This does not paint the full picture. Rust can be bootstrapped with mrustc, which is written in C++
https://github.com/thepowersgang/mrustc
Now, mrustc supports only Rust 1.74. To build Rust 1.92, you need almost 20 builds. But this can be done from source
Guix has written about bootstrapping Rust from source (they care a lot about this). Here is how it looked like in 2018
This is not what I was expecting computer science to become, 30 years ago...
Are there many architectures that NetBSD supports where GCC is not available?
The rustc_codegen_gcc project allows using the rustc compiler to target any architecture that GCC supports. I think it is pretty far along.
https://github.com/rust-lang/rustc_codegen_gcc
> getting a Rust compiler running in the first place is hard
> bootstrap relies on a binary package
> the compiler would also have to be part of the base system
The gccrs project aims to make Rust a fully supported language in GCC. It is fully self-hosting and can be built from source. Once accepted, it will be one of the languages you get when you build GCC.
https://github.com/Rust-GCC/gccrs
When gccrs is ready, it will address all the above objections.
Linux faces the same issues. Today, Rust is optional in Linux and can be skipped on any platform not supported in LLVM and rustc. For Rust to become mandatory in Linux, gccrs is going to be required (for some platforms).
> the release cycles of Rust are not compatible with the NetBSD ones
I do not fully grasp the objection here. Obviously NetBSD would not be forced to use any Rust features they cannot compile. And using gccrs for the NetBSD kernel would not prevent them from bundling LLVM and rustc as well if they want.
Anyway, I am not advocating the use of Rust in NetBSD. I am merely pointing out that solutions to the issues raised are being worked on.
https://github.com/rust-lang/rust/pull/151156
This means that you will be able to use either GCC or LLVM to build your Rust code with rustc (the main Rust compiler). That means you can compile your Rust for any platform that GCC supports.
This only addresses the first point in the blog post (architecture support) but it is an interesting development.
It has no formal spec, changes too fast, depends on third party libraries that change faster than I can breath, and is controlled by a foundation that is controlled by big tech corps.
What could go wrong?
https://ferrous-systems.com/blog/ferrocene-25-11-0/
Lets not forget not having a formal spec apparently wasn't an issue for C, which only got standardized in 1989, and even K&R C only specified a subset of its behaviours, which is a reason why there is so much UB, and implementation specific behaviours with YOLO C, as the Fil-C author likes to call it.
C emerged in the 1970s when there weren't many other options, and it was rapidly propagated because US antitrust laws forced AT&T to inexpensively license Unix (and by extension C) to universities and research institutions.

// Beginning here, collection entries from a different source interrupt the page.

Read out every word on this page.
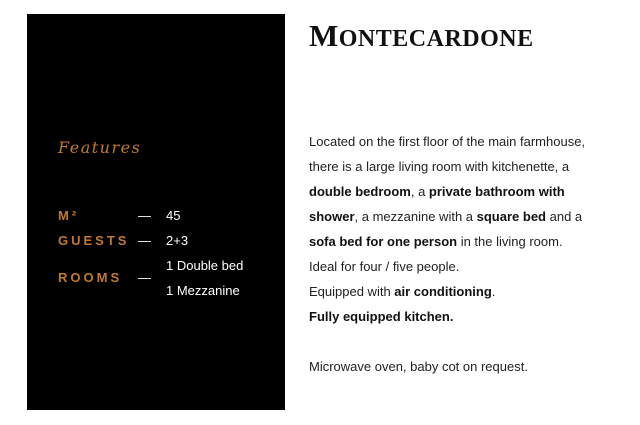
Features
M²	— 45
GUESTS — 2+3
ROOMS —
1 Double bed
1 Mezzanine
MONTECARDONE

Located on the first floor of the main farmhouse, there is a large living room with kitchenette, a double bedroom, a private bathroom with shower, a mezzanine with a square bed and a sofa bed for one person in the living room.

Ideal for four / five people.

Equipped with air conditioning.

Fully equipped kitchen.

Microwave oven, baby cot on request.
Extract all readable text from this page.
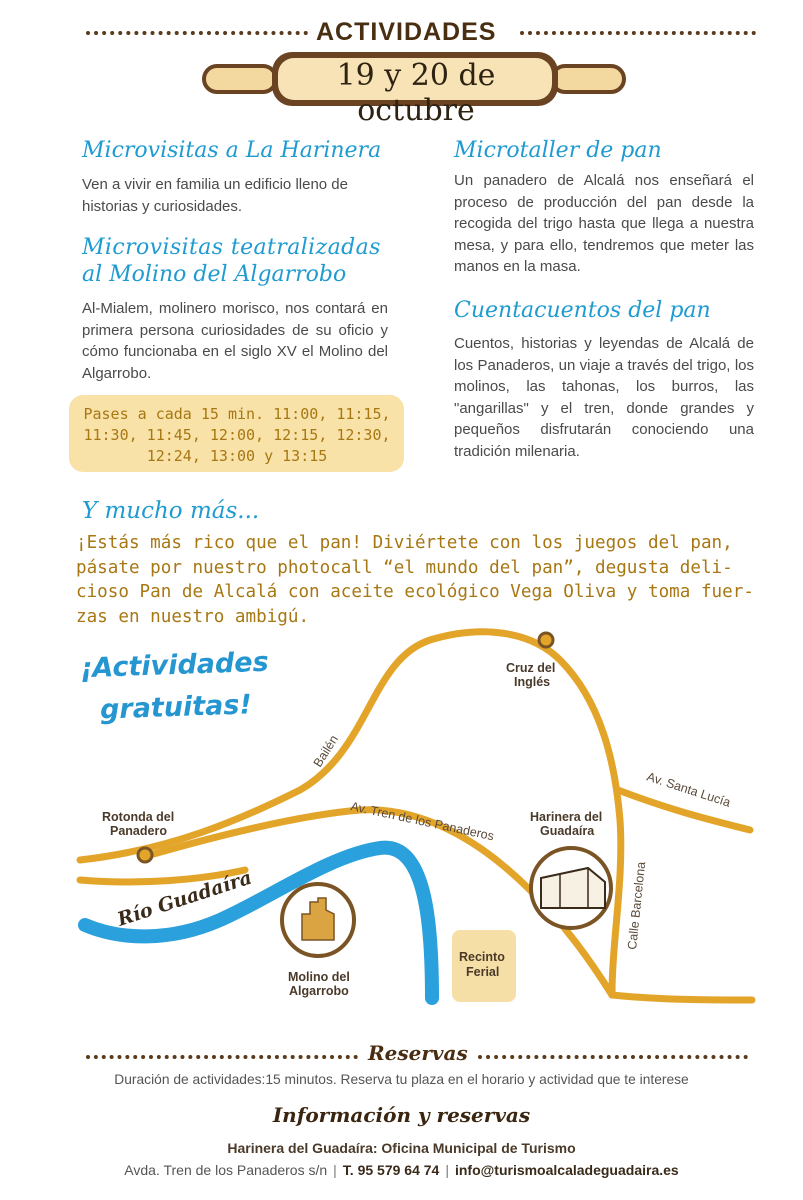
ACTIVIDADES
19 y 20 de octubre
Microvisitas a La Harinera
Ven a vivir en familia un edificio lleno de historias y curiosidades.
Microvisitas teatralizadas
al Molino del Algarrobo
Al-Mialem, molinero morisco, nos contará en primera persona curiosidades de su oficio y cómo funcionaba en el siglo XV el Molino del Algarrobo.
Pases a cada 15 min. 11:00, 11:15,
11:30, 11:45, 12:00, 12:15, 12:30,
12:24, 13:00 y 13:15
Microtaller de pan
Un panadero de Alcalá nos enseñará el proceso de producción del pan desde la recogida del trigo hasta que llega a nuestra mesa, y para ello, tendremos que meter las manos en la masa.
Cuentacuentos del pan
Cuentos, historias y leyendas de Alcalá de los Panaderos, un viaje a través del trigo, los molinos, las tahonas, los burros, las "angarillas" y el tren, donde grandes y pequeños disfrutarán conociendo una tradición milenaria.
Y mucho más...
¡Estás más rico que el pan! Diviértete con los juegos del pan,
pásate por nuestro photocall “el mundo del pan”, degusta deli-
cioso Pan de Alcalá con aceite ecológico Vega Oliva y toma fuer-
zas en nuestro ambigú.
¡Actividades
gratuitas!
Cruz del
Inglés
Rotonda del
Panadero
Harinera del
Guadaíra
Molino del
Algarrobo
Recinto
Ferial
Bailén
Av. Tren de los Panaderos
Av. Santa Lucía
Calle Barcelona
Río Guadaíra
Reservas
Duración de actividades:15 minutos. Reserva tu plaza en el horario y actividad que te interese
Información y reservas
Harinera del Guadaíra: Oficina Municipal de Turismo
Avda. Tren de los Panaderos s/n | T. 95 579 64 74 | info@turismoalcaladeguadaira.es
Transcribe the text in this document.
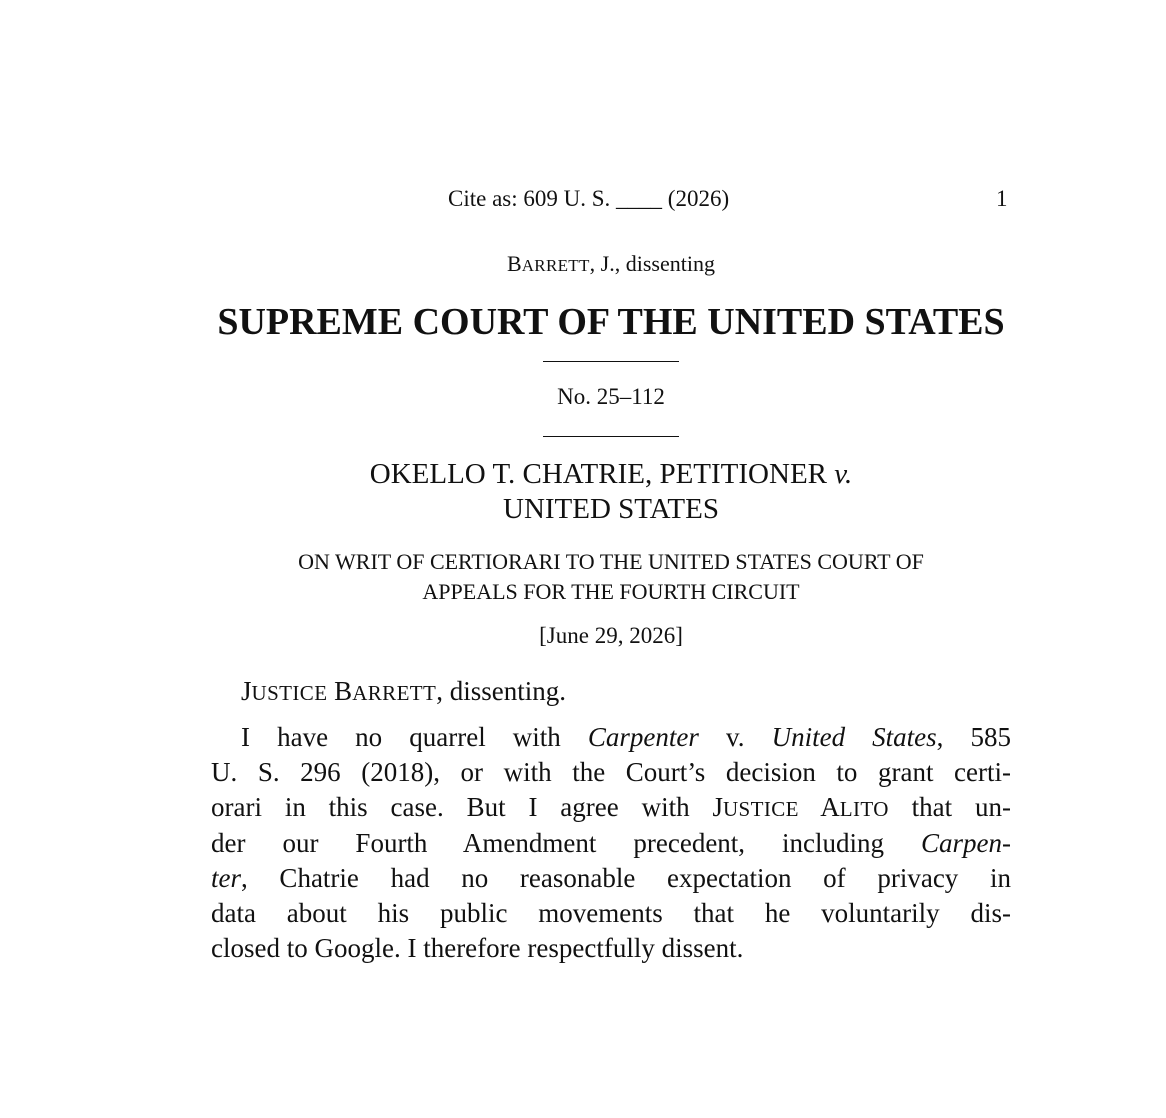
Cite as: 609 U. S. ____ (2026)	1
BARRETT, J., dissenting
SUPREME COURT OF THE UNITED STATES
No. 25–112
OKELLO T. CHATRIE, PETITIONER v.
UNITED STATES
ON WRIT OF CERTIORARI TO THE UNITED STATES COURT OF
APPEALS FOR THE FOURTH CIRCUIT
[June 29, 2026]
JUSTICE BARRETT, dissenting.
I have no quarrel with Carpenter v. United States, 585
U. S. 296 (2018), or with the Court’s decision to grant certi-
orari in this case. But I agree with JUSTICE ALITO that un-
der our Fourth Amendment precedent, including Carpen-
ter, Chatrie had no reasonable expectation of privacy in
data about his public movements that he voluntarily dis-
closed to Google. I therefore respectfully dissent.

That was half a century ago.
I am a supporter of Rust adoption, but the line of reasoning that "C didn't need X, so Rust shouldn't either" is fundamentally flawed.
The time difference between today and C's public emergence is the same as the time between C's emergence and the 1920s. The field of computing is radically different today and any language that wishes to see wider adoption now must play by a completely different set of rules than those of 50 years ago.
The core language has been static for ages, and breaking changes are handled by the edition system so you can use a modern compiler to build code on old syntax. Since the 1.0 release ten years ago there have been four editions.
It's absolutely not changing too fast
> depends on third party libraries that change faster than I can breath
No it doesn't. The standard library is already sufficient for a lot of work; and there is an unhosted version with a "core" version of that standard library which has zero dependencies.
Modern Rust, Java, Python, TypeScript etc. developers choose to use a lot of third party libraries; but that's only because the tooling and ecosystem are both good enough to facilitate that. Nothing about the language forces it.
C++ certainly isn't that special. It's a pain to implement, but so is Rust.
Being base.dec a subleq EForth image and eforth.fth the source code, to create a new one:
./subleq base.dec < tuned_eforth.fth > new.dec
And Uxn partially. You can run the compiler as a UXN rom (Drimflim.rom).
So by just having a recent working VM you can compile the rest with uxn2 or 'uxncli dribflim.rom app.tal app.rom'. Tal files are source files.